Troy – Interview 43
Troy first experienced anxiety and depression when he was 21. At his mother’s encouragement, he saw a GP, who referred him to a psychotherapist and prescribed antidepressants. After several months of counselling and medication, Troy felt sufficiently well to cease both forms of therapy. With his family’s help he started an Honours year at university, and feels much more settled. Troy says he learned some useful strategies for managing his mental health in future.
Troy grew up in a regional town in a close family, with two brothers. His parents are ministers in a Christian church, and brought their sons up to be open with their thoughts and feelings, accepting of difference, and to value committed relationships. This platform of respect and communication enabled Troy to successfully handle an episode of bullying at high school, to develop close relationships with friends and family, and to confidently come out when he was 18 and had come to terms with his homosexuality.
However, the values he had absorbed from his family meant that he struggled in his first romantic relationship, as his partner had different views on sex and commitment and a different approach to communication. In addition, Troy believes that there may be a predisposition to mental health problems in his family, with a number of close relatives having experienced or been diagnosed with depression or bipolar disorder. In Troy’s view, the problems he encountered in his relationship with his first boyfriend triggered his depression.
Previously a high-achieving student, one of the signs that things weren’t right was that Troy’s marks began to drop. He also started experiencing panic attacks, would have difficulty falling asleep, would cry easily, felt very flat, and experienced a sense of entrapment and stasis in terms of his relationship. Noticing these changes in her son, his mother became concerned and encouraged him to visit his GP. Troy had also tentatively explored depression on the internet and wondered if this might explain his symptoms, so was open to the suggestion.

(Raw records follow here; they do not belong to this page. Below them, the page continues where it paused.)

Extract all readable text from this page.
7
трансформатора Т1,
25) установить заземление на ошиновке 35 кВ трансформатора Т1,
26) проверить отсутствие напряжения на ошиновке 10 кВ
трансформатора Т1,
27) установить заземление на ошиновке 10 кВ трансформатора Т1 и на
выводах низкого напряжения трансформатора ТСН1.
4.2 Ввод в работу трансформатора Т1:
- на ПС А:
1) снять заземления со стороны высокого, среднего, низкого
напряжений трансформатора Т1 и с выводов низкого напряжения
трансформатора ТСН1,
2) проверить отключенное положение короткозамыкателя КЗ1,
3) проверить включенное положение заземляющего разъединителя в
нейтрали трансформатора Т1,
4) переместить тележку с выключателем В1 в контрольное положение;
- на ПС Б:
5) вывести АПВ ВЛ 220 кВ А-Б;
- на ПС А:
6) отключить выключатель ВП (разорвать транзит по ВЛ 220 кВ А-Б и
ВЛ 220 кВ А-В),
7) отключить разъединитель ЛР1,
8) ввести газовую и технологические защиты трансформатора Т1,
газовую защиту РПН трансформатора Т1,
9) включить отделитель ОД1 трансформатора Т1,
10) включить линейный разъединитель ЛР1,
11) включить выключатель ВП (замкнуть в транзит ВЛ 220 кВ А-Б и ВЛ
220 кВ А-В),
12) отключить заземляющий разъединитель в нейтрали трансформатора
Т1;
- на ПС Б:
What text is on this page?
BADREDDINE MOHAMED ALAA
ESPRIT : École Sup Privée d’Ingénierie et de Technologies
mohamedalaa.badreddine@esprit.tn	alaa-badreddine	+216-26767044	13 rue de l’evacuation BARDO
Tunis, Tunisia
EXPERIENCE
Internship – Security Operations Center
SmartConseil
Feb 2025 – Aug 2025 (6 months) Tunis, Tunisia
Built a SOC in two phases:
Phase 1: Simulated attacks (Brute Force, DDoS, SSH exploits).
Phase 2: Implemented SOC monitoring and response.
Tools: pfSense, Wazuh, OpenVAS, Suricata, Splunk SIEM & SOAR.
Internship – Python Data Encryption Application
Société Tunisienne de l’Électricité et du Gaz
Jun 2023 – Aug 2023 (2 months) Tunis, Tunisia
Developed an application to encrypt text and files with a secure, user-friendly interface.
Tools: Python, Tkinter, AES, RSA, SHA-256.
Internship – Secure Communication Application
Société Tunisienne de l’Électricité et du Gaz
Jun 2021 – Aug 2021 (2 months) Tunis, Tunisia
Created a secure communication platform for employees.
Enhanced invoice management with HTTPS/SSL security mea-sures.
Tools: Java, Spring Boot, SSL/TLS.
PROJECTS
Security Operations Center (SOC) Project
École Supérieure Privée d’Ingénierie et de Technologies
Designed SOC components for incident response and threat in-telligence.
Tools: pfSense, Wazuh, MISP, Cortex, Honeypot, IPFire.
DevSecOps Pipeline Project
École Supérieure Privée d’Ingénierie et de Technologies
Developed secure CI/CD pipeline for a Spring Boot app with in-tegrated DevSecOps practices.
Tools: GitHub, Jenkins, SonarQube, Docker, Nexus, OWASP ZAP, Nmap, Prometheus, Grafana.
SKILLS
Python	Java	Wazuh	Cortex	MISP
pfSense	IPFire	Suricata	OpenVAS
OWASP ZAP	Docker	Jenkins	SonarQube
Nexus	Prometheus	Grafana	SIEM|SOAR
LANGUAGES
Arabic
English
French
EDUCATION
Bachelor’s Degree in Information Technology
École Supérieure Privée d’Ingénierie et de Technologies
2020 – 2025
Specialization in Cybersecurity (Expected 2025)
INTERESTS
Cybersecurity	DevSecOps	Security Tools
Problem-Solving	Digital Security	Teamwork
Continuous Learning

After completing a symptom checklist, Troy’s GP diagnosed him with depression. He then referred Troy for counselling using a mental health plan, and prescribed a low dose of antidepressant medication. The psychotherapy was useful in helping him work through the relationship issues that were bothering him, develop some tools for managing anxiety;, and strengthen his sense of self. Soon after he started counselling, Troy decided to end his relationship. This proved a positive step and gave him a renewed sense of control. He also started his Honours year, which he found intellectually stimulating and helped him re-engage with his studies. After three or so months, Troy felt well enough to stop his medication, and after he;d completed the set number of counselling sessions felt no need to continue.
Although Troy believes that mental illness is still stigmatised as compared with physical illness;, he understands depression as having a significant biological component, and is very open about his experience. He found the diagnosis helpful in enabling him to do something; about the way he was feeling, believes the experience expanded his self-awareness, and is now confident that should depression or anxiety become a problem for him again in the future, he knows where to turn for assistance and support.